Schnorr Signature Scheme is a digital signature scheme that allows you to increase the privacy and scalability of the Bitcoin network.

 

Who invented the Schnorr signature scheme when?

Schnorr's signature scheme and Taproot technology are suggestions for improving the BIP-340 and BIP-341 bitcoin protocol. On January 21, 2020, developer Peter Velle included in the request for acceptance of changes for the soft fork.

Schnorr's signature scheme was proposed in 1991 by German cryptographer, professor at Frankfurt University Klaus-Peter Schnorr.

The scheme proposed by Schnorr is a modification of the schemes of El-Gamal (1985) and Fiat-Shamir (1986), but has a smaller signature size, and also uses the achievements of the cryptographer David Chaum .

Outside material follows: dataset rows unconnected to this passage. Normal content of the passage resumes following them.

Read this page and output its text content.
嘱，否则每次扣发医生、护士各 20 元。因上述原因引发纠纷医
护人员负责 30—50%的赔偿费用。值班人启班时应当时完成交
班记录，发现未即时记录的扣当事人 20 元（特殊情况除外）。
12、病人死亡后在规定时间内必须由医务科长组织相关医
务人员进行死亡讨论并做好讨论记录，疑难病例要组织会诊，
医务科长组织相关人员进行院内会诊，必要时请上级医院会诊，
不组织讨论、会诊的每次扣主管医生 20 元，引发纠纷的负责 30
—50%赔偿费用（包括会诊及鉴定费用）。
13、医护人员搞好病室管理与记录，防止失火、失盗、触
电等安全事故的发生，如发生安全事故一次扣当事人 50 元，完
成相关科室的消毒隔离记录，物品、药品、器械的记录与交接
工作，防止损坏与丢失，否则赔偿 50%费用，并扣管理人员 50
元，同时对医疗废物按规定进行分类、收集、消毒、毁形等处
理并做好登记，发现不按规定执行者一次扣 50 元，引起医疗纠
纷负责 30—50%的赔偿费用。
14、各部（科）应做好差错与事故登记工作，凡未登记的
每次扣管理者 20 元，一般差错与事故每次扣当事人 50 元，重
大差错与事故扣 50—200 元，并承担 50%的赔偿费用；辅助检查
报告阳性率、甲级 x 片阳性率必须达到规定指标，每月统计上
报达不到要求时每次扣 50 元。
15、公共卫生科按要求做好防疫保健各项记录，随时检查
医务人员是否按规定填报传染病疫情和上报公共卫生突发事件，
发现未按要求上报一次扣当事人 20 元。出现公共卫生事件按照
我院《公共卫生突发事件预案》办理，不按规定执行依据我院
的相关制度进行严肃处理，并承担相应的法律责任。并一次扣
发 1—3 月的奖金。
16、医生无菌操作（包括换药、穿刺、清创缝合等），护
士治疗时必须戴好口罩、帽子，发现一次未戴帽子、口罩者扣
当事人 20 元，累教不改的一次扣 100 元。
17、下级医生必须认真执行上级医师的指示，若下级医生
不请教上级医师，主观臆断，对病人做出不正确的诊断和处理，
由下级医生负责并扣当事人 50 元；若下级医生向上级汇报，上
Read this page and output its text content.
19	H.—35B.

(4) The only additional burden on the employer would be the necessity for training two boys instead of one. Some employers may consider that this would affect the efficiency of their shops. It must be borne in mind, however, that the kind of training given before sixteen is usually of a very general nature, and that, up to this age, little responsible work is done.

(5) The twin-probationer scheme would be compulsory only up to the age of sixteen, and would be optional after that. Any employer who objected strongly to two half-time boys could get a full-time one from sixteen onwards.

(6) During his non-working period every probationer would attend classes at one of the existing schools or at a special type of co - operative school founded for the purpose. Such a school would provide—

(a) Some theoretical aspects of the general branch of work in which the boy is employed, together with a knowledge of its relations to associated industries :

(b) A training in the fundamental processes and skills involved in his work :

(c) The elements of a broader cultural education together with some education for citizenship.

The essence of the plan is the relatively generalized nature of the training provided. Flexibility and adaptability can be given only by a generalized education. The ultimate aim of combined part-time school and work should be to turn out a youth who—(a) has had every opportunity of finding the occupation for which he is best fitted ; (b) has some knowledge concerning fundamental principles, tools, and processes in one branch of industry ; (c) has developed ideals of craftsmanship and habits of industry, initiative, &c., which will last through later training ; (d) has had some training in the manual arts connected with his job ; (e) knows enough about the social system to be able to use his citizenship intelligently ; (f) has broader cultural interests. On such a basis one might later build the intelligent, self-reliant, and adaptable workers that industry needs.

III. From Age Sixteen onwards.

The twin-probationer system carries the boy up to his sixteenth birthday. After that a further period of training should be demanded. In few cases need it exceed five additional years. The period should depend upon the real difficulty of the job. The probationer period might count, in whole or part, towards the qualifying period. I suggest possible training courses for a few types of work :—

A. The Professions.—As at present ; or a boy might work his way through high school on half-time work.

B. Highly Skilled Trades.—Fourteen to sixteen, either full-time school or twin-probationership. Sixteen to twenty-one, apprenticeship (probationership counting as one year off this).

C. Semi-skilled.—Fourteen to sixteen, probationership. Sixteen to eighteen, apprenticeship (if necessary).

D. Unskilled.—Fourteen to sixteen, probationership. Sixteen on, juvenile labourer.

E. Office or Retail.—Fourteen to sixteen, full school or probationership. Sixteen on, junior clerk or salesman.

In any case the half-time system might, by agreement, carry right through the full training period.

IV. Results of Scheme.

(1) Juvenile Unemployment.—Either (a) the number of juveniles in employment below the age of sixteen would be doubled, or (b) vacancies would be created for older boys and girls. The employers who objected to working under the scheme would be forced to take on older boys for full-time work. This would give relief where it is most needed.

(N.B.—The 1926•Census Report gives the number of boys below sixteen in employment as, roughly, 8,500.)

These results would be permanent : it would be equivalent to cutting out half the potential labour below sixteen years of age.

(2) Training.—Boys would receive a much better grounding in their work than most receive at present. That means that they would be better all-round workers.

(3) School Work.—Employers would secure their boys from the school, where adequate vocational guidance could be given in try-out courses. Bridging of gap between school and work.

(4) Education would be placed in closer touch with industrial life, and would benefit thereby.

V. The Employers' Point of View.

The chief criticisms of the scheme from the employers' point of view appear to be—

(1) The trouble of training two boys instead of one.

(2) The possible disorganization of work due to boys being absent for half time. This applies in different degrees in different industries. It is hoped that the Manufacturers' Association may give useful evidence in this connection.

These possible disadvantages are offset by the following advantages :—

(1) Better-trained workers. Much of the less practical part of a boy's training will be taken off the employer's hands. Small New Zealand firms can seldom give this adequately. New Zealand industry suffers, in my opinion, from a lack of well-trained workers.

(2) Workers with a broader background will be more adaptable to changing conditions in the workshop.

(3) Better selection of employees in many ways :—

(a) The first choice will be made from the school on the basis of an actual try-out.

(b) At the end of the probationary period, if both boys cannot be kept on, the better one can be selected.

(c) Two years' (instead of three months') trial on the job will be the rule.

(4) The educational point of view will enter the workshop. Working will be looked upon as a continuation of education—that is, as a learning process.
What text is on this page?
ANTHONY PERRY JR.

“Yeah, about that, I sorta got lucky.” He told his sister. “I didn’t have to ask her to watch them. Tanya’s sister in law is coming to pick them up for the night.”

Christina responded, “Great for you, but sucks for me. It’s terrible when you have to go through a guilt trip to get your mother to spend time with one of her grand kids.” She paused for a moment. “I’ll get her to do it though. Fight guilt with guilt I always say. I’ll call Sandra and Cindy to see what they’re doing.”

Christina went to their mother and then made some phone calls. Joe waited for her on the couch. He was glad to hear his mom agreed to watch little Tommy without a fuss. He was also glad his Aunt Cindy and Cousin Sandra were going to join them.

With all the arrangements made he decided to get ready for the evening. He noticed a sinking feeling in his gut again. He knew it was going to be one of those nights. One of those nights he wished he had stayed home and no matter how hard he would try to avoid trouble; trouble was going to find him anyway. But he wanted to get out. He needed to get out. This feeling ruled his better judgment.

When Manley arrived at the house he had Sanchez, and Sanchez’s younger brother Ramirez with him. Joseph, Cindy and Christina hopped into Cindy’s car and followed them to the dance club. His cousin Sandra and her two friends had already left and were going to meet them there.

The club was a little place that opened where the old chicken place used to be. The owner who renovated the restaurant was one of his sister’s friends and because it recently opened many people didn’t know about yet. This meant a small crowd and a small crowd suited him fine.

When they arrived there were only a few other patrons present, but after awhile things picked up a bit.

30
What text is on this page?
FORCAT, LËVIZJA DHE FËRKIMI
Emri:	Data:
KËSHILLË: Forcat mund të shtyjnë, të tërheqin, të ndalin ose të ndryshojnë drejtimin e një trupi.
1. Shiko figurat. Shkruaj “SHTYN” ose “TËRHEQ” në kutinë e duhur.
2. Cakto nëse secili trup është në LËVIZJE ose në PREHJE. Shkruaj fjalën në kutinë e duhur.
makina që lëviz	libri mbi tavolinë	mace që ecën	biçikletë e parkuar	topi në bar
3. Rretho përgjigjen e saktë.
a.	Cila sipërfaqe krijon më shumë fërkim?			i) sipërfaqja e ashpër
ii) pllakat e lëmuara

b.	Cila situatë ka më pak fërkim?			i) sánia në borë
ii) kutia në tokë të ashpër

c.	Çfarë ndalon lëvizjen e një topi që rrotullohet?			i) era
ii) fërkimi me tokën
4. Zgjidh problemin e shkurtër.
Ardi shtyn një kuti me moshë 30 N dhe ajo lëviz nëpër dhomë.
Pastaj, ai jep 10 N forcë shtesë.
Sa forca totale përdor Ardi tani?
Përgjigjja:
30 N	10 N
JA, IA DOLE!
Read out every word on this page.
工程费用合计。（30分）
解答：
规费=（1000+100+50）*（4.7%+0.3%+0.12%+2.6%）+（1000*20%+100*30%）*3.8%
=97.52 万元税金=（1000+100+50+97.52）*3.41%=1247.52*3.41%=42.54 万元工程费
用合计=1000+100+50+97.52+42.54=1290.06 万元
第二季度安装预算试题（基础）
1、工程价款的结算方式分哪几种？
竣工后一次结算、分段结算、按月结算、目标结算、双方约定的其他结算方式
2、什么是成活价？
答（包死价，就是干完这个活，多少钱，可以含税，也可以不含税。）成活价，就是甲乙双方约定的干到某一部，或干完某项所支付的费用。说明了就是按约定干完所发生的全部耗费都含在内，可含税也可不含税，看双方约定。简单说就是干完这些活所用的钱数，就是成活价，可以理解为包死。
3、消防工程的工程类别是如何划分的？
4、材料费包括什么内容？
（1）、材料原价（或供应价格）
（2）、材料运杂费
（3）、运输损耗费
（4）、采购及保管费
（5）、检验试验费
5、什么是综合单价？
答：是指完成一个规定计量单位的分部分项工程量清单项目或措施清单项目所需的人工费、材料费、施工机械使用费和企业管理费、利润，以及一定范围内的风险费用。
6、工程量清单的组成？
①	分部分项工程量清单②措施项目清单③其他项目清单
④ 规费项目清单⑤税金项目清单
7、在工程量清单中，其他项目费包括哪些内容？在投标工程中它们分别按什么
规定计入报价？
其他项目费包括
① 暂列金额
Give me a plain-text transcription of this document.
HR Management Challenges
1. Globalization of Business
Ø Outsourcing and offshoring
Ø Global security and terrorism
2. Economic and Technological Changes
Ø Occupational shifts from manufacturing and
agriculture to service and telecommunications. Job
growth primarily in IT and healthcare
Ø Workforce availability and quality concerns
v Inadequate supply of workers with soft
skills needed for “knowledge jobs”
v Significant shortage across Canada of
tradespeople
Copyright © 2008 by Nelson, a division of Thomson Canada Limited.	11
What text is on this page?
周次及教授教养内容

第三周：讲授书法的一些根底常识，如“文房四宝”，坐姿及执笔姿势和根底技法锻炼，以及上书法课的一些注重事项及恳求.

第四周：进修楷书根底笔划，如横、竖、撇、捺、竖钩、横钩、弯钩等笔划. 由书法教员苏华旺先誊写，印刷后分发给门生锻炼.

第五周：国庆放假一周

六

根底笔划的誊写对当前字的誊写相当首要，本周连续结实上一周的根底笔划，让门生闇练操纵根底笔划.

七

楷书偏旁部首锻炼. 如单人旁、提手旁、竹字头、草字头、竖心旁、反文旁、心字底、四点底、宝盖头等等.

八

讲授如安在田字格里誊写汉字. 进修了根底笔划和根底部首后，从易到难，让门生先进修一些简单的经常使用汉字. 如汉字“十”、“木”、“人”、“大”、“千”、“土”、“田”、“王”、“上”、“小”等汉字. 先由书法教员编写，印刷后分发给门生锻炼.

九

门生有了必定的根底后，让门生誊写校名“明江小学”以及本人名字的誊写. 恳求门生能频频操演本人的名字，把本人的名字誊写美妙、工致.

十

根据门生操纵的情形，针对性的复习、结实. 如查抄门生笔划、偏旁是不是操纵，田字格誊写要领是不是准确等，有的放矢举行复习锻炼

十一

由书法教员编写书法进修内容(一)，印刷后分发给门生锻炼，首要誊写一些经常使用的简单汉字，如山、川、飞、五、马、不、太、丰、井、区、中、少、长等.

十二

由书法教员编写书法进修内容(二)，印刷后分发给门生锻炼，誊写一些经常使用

Before the scheme was published, Schnorr received a number of patents for it, which expired in 2008, when Satoshi Nakamoto introduced Bitcoin. Schnorr's signatures could already be used at that time, but they were not standardized and not widely used.

When Nakamoto created Bitcoin, he had to choose one of the existing signature schemes. He needed an easy-to-use and safe open source algorithm. ECDSA met these requirements . The predecessor of ECDSA, the DSA algorithm, was a hybrid of the Schnorr scheme and the El-Gamal scheme and was created to circumvent Schnorr patents.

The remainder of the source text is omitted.